Hot showers, relaxation and support performance
In contrast, hot showers help increase blood circulation to muscle groups, thereby improving mobility. Some studies show that soaking in warm water of about 40 degrees Celsius (equivalent to 104 degrees F) can help the body maintain better performance the same day or the next day.
Dr. Robert L. Newton, senior lecturer in sports science at Edith Cowan University, Australia, shared: Hot showers are not only beneficial for the musculoskeletal system but also help the spirit relax and reduce stress after a heavy exercise. If you are preparing for a major sporting event, hot showers are a smart choice."
However, experts recommend not leaving the water too hot, as this can harm the skin and blood vessels. The recommended safety level is about 40 degrees Celsius.

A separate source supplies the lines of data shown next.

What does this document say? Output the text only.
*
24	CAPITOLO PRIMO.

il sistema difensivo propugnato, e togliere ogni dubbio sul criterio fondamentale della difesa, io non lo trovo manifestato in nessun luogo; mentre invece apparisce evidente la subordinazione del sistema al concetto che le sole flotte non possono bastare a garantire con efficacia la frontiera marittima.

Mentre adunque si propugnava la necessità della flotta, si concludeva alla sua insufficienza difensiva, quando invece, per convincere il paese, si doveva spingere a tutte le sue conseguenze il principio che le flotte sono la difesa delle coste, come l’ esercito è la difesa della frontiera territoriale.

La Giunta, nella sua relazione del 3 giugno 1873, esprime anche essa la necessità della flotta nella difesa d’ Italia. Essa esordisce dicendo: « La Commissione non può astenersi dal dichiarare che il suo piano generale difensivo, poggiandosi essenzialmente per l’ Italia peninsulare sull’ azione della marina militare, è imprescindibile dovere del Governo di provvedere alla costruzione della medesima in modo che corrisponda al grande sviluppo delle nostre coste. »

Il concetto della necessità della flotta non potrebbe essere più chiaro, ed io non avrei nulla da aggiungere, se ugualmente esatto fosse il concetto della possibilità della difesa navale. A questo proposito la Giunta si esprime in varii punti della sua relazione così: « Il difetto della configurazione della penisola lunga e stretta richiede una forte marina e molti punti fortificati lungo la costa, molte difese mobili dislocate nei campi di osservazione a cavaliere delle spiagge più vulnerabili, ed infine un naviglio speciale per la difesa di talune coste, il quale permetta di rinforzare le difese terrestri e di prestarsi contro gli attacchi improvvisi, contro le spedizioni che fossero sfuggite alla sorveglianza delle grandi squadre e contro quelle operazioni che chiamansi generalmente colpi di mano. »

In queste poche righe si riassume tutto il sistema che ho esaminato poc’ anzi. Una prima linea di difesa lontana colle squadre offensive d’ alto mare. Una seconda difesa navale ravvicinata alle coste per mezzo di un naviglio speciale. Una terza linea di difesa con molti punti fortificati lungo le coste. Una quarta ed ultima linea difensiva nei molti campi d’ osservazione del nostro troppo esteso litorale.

So what is the best choice?
According to experts, taking a hot or cold bath depends on personal goals. If you want to relieve pain and recover quickly from heavy exercise, cold water is a reasonable choice. On the contrary, if you need to maintain performance or prepare for competition, hot showers will bring more practical benefits.
In addition to choosing water temperature, to optimize the recovery process, you should also:
Reheat your body with light movements after exercise.
Drink enough water to make up for the lost sweat.
Eat protein supplements and consider supportive nutrients like createdine.
Get enough sleep for muscles to regenerate and develop.
Hot and cold showers both have their own benefits. Instead of just choosing one, you can flexibly apply it according to your needs: cold water to reduce pain, hot water to recover and relax. The important thing is to combine it with a reasonable diet and rest to achieve optimal exercise results.